I say again: being a friend is important because it is important to God. But what does it require of us to be a friend, or to restore a friendship? Every friendship at some point will be tested. It will stand or fall on the sacrifice of one for another. Someone has to make that critical decision to give something or to even suffer something for the sake of friendship. For example, someone you met for the first time asks you to come and join them in a sports ministry outreach. You buy an airplane ticket, travel 12 hours to a “strange” land, get on a van for another 20 hours, encounter “strange” foods and smells, and the whole time you give up any sense of normalcy. On the other hand, this new friend who has very little prepares a feast, inviting all his family members to join in celebrating and honoring his guest. He sleeps on the floor so that you can sleep on the one good bed in his home. And he is always translating on your behalf, no matter how exhausting this can be.
“There is no greater love than to lay down one’s life for one’s friends.” (John 15:13)

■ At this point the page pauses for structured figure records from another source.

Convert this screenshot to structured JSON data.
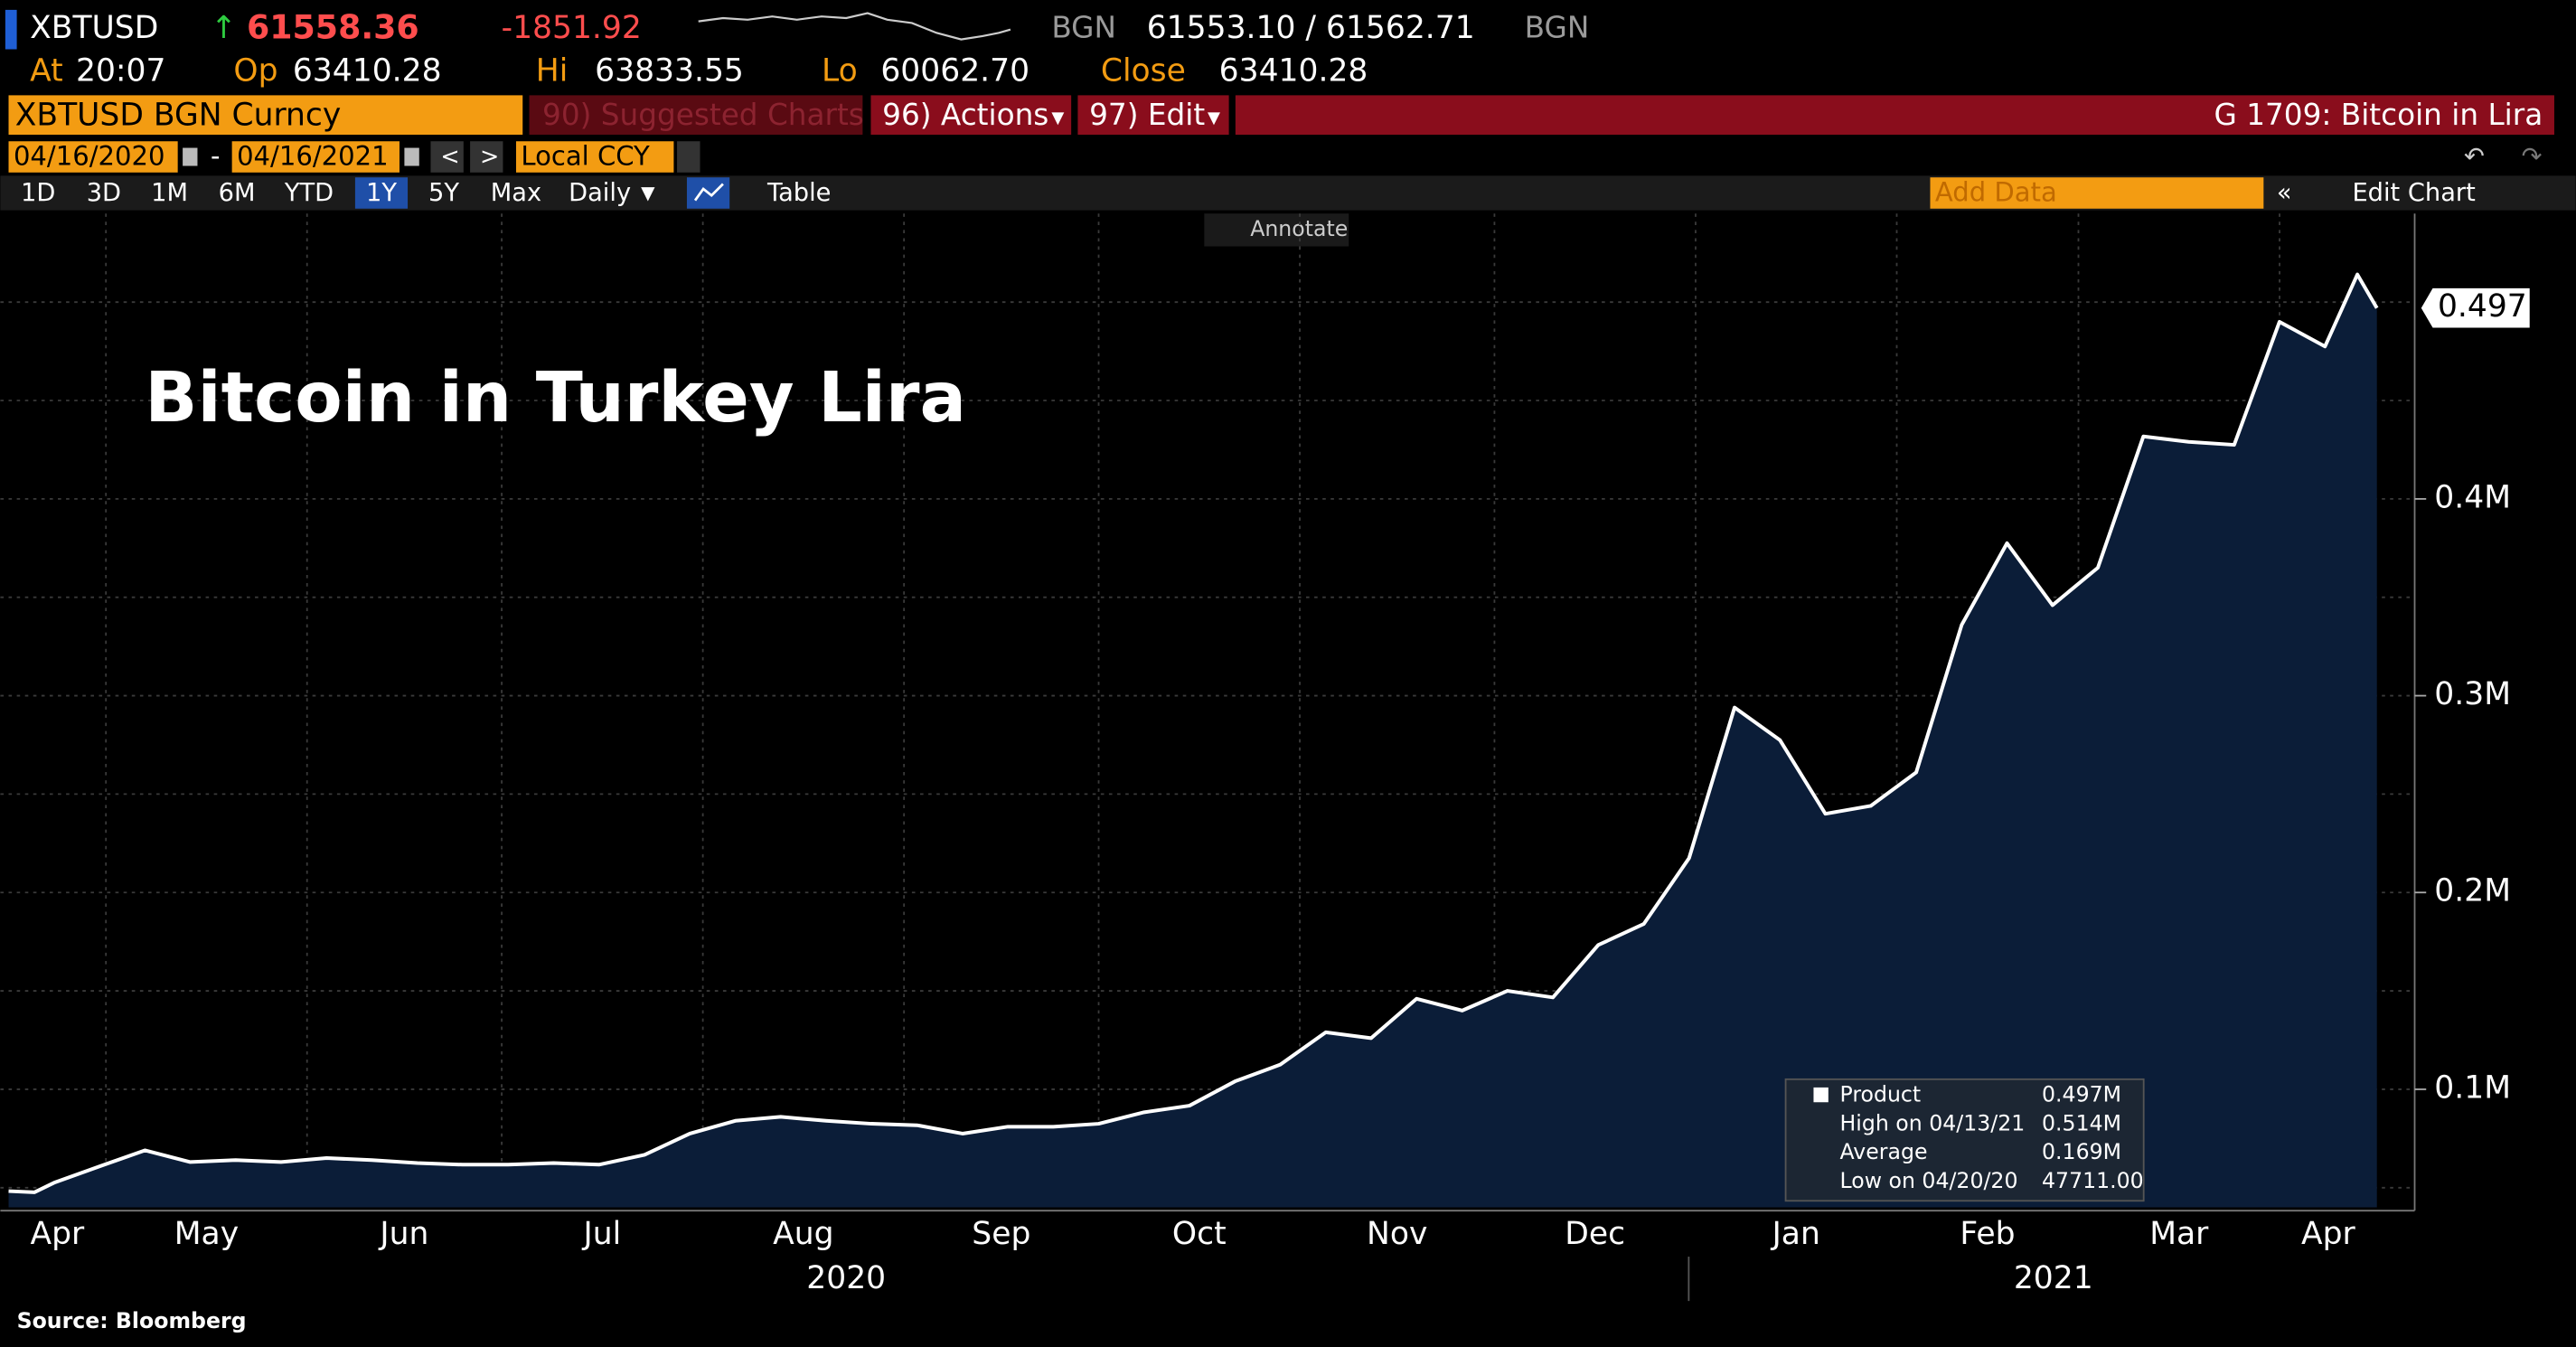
{
  "ui": {
    "ticker": "XBTUSD",
    "last": "61558.36",
    "change": "-1851.92",
    "bid_source": "BGN",
    "bid_ask": "61553.10 / 61562.71",
    "ask_source": "BGN",
    "quote_row": [
      [
        "At",
        "20:07"
      ],
      [
        "Op",
        "63410.28"
      ],
      [
        "Hi",
        "63833.55"
      ],
      [
        "Lo",
        "60062.70"
      ],
      [
        "Close",
        "63410.28"
      ]
    ],
    "security": "XBTUSD BGN Curncy",
    "suggested": "90) Suggested Charts",
    "actions": "96) Actions",
    "edit": "97) Edit",
    "chart_name": "G 1709: Bitcoin in Lira",
    "start_date": "04/16/2020",
    "end_date": "04/16/2021",
    "currency": "Local CCY",
    "periods": [
      "1D",
      "3D",
      "1M",
      "6M",
      "YTD",
      "1Y",
      "5Y",
      "Max"
    ],
    "frequency": "Daily",
    "table": "Table",
    "add_data": "Add Data",
    "edit_chart": "Edit Chart",
    "annotate": "Annotate"
  },
  "chart_data": {
    "type": "area",
    "title": "Bitcoin in Turkey Lira",
    "source": "Source: Bloomberg",
    "color": "#ffffff",
    "area_color": "#0b1d38",
    "x": [
      "2020-04-16",
      "2020-04-20",
      "2020-04-23",
      "2020-04-30",
      "2020-05-07",
      "2020-05-14",
      "2020-05-21",
      "2020-05-28",
      "2020-06-04",
      "2020-06-11",
      "2020-06-18",
      "2020-06-25",
      "2020-07-02",
      "2020-07-09",
      "2020-07-16",
      "2020-07-23",
      "2020-07-30",
      "2020-08-06",
      "2020-08-13",
      "2020-08-20",
      "2020-08-27",
      "2020-09-03",
      "2020-09-10",
      "2020-09-17",
      "2020-09-24",
      "2020-10-01",
      "2020-10-08",
      "2020-10-15",
      "2020-10-22",
      "2020-10-29",
      "2020-11-05",
      "2020-11-12",
      "2020-11-19",
      "2020-11-26",
      "2020-12-03",
      "2020-12-10",
      "2020-12-17",
      "2020-12-24",
      "2020-12-31",
      "2021-01-07",
      "2021-01-14",
      "2021-01-21",
      "2021-01-28",
      "2021-02-04",
      "2021-02-11",
      "2021-02-18",
      "2021-02-25",
      "2021-03-04",
      "2021-03-11",
      "2021-03-18",
      "2021-03-25",
      "2021-04-01",
      "2021-04-08",
      "2021-04-13",
      "2021-04-16"
    ],
    "values": [
      48300,
      47711,
      52500,
      60800,
      69000,
      63000,
      64000,
      63000,
      65000,
      64000,
      62500,
      61700,
      61700,
      62500,
      61700,
      66700,
      77500,
      84000,
      86000,
      84000,
      82500,
      81700,
      77500,
      81000,
      81000,
      82500,
      88300,
      91700,
      104000,
      112500,
      129000,
      126000,
      146000,
      140000,
      150000,
      146700,
      173300,
      184000,
      217500,
      294000,
      277500,
      240000,
      244000,
      261000,
      336000,
      377500,
      346000,
      365000,
      431700,
      429000,
      427500,
      490000,
      477500,
      514000,
      497000
    ],
    "last_value_label": {
      "value": 497000,
      "label": "0.497M"
    },
    "xlim": [
      "2020-04-16",
      "2021-04-16"
    ],
    "xticks": [
      {
        "value": "2020-04-01",
        "label": "Apr"
      },
      {
        "value": "2020-05-01",
        "label": "May"
      },
      {
        "value": "2020-06-01",
        "label": "Jun"
      },
      {
        "value": "2020-07-01",
        "label": "Jul"
      },
      {
        "value": "2020-08-01",
        "label": "Aug"
      },
      {
        "value": "2020-09-01",
        "label": "Sep"
      },
      {
        "value": "2020-10-01",
        "label": "Oct"
      },
      {
        "value": "2020-11-01",
        "label": "Nov"
      },
      {
        "value": "2020-12-01",
        "label": "Dec"
      },
      {
        "value": "2021-01-01",
        "label": "Jan"
      },
      {
        "value": "2021-02-01",
        "label": "Feb"
      },
      {
        "value": "2021-03-01",
        "label": "Mar"
      },
      {
        "value": "2021-04-01",
        "label": "Apr"
      }
    ],
    "year_labels": [
      "2020",
      "2021"
    ],
    "ylim": [
      40000,
      545000
    ],
    "yticks": [
      {
        "value": 100000,
        "label": "0.1M"
      },
      {
        "value": 200000,
        "label": "0.2M"
      },
      {
        "value": 300000,
        "label": "0.3M"
      },
      {
        "value": 400000,
        "label": "0.4M"
      }
    ],
    "minor_yticks": [
      50000,
      150000,
      250000,
      350000,
      450000,
      500000
    ],
    "grid": true,
    "stats": [
      [
        "Product",
        "0.497M"
      ],
      [
        "High on 04/13/21",
        "0.514M"
      ],
      [
        "Average",
        "0.169M"
      ],
      [
        "Low on 04/20/20",
        "47711.00"
      ]
    ]
  }
}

In the big picture, God’s picture, friendship is a motivating factor for all kinds of demonstrations of love. God gave His only begotten son. Jesus laid down His life. The Holy Spirit gave us a new birth. All of the God-head in perfect unity gave so that we may be friends of God. Not only is God the best friend anyone could hope to have, but all that He pours into friendship is an expression of who He is. He expresses not only who He is, but who He has made us to be. We, who believe in God and put our faith in God, should do as He does, and we should be a committed friend to God and to one another.
Am I being a friend like my best friend?
I have many friends who I would not hesitate to share of my time, talents, and treasures. Sometimes I cannot give them what they need. At other times, the resources that God has asked me to steward are already set aside for other friends in need. But in most times, friendship motivates me to express love in some way to them, and as often as I can. My desire is that my giving aligns with and is motivated by the same things that motivates God. My hope is that my expression of friendship reflects that of God. After all, God has fashioned us to be His image bearers, to be a friend toward others as He has been a friend toward us.

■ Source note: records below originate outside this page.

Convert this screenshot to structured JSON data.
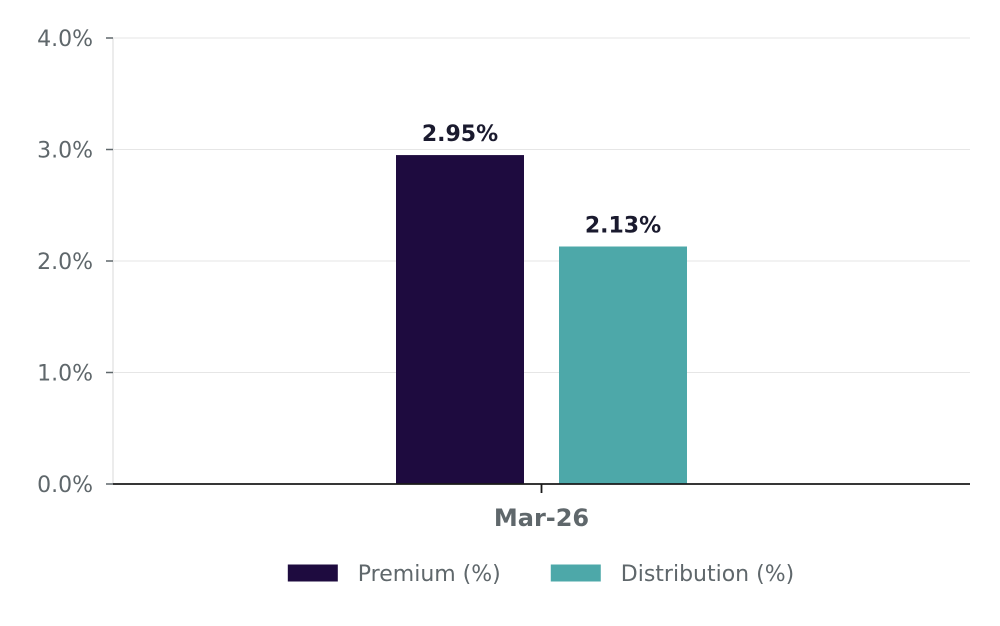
{
  "chart_data": {
    "type": "bar",
    "categories": [
      "Mar-26"
    ],
    "series": [
      {
        "name": "Premium (%)",
        "values": [
          2.95
        ],
        "labels": [
          "2.95%"
        ],
        "color": "#1e0b3f"
      },
      {
        "name": "Distribution (%)",
        "values": [
          2.13
        ],
        "labels": [
          "2.13%"
        ],
        "color": "#4da8a9"
      }
    ],
    "ylim": [
      0,
      4
    ],
    "yticks": [
      0,
      1,
      2,
      3,
      4
    ],
    "ytick_labels": [
      "0.0%",
      "1.0%",
      "2.0%",
      "3.0%",
      "4.0%"
    ],
    "grid": true,
    "legend_position": "bottom-center",
    "title": "",
    "xlabel": "",
    "ylabel": ""
  }
}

When I give to a ministry that shares the Gospel among the least-reached, it’s my way of introducing others to God my friend. When I give to orphans or to free a woman from slavery, it’s my way of being a friend like my best friend who provides for me and sets me free. Brothers and sisters in Christ, let us not forget the joy and privilege it is to be called a friend of God.
“Some of the biggest challenges in relationships come from the fact that most people enter a relationship in order to get something: they’re trying to find someone who’s going to make them feel good. In reality, the only way a relationship will last is if you see your relationship as a place that you go to give, and not a place that you go to take.”